LiveChat, ChatBot and the EU AI Act: full analysis
LiveChat vs. ChatBot: different AI exposure
LiveChat the product is primarily human-to-human: agents chatting with customers. The EU AI Act's Article 50 does not apply to human agents chatting with customers — it applies to AI systems. Where LiveChat users have Article 50 exposure is in two configurations: (1) using ChatBot (LiveChat's sister product) to handle chats before or instead of agents, and (2) using LiveChat's AI Reply Suggestions where AI-generated text is sent to customers without meaningful human review.
If you use ChatBot as the first responder and hand off to human agents for complex queries, the ChatBot interaction needs the disclosure.

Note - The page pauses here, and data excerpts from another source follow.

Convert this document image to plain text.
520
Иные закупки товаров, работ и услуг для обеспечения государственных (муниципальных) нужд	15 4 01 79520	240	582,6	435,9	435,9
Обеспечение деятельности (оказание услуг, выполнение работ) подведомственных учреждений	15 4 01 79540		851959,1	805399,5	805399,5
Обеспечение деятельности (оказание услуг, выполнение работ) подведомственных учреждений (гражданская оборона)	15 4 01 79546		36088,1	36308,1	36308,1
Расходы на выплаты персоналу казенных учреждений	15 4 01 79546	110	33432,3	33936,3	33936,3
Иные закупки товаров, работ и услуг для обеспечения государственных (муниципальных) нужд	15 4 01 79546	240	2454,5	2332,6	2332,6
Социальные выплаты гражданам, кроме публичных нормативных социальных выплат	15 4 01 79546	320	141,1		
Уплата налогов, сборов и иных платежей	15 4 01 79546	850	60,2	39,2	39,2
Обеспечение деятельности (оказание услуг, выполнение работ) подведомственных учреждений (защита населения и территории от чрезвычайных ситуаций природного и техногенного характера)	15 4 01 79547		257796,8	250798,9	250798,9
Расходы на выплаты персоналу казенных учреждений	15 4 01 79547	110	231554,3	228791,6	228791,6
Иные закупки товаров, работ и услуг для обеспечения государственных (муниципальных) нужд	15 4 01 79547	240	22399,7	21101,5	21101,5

The subsequent human agent interaction does not.
AI Reply Suggestions: a grey area worth clarifying
LiveChat's AI Reply Suggestions generate text that agents review before sending. If agents routinely send suggestions verbatim without reading them — effectively using AI to respond autonomously — the intent and function of the interaction becomes AI-direct-to-customer, triggering Article 50. If agents genuinely review, edit, and take ownership of responses, the AI is in an assist role and Article 50(1) does not apply. Clarify your team's actual workflow and document it.
August 2026 is the firm deadline
Article 50 has not been deferred. All chatbot and AI messaging deployments serving EU users must have the disclosure in place by 2 August 2026. For LiveChat users, this means updating your ChatBot stories — not just your privacy policy.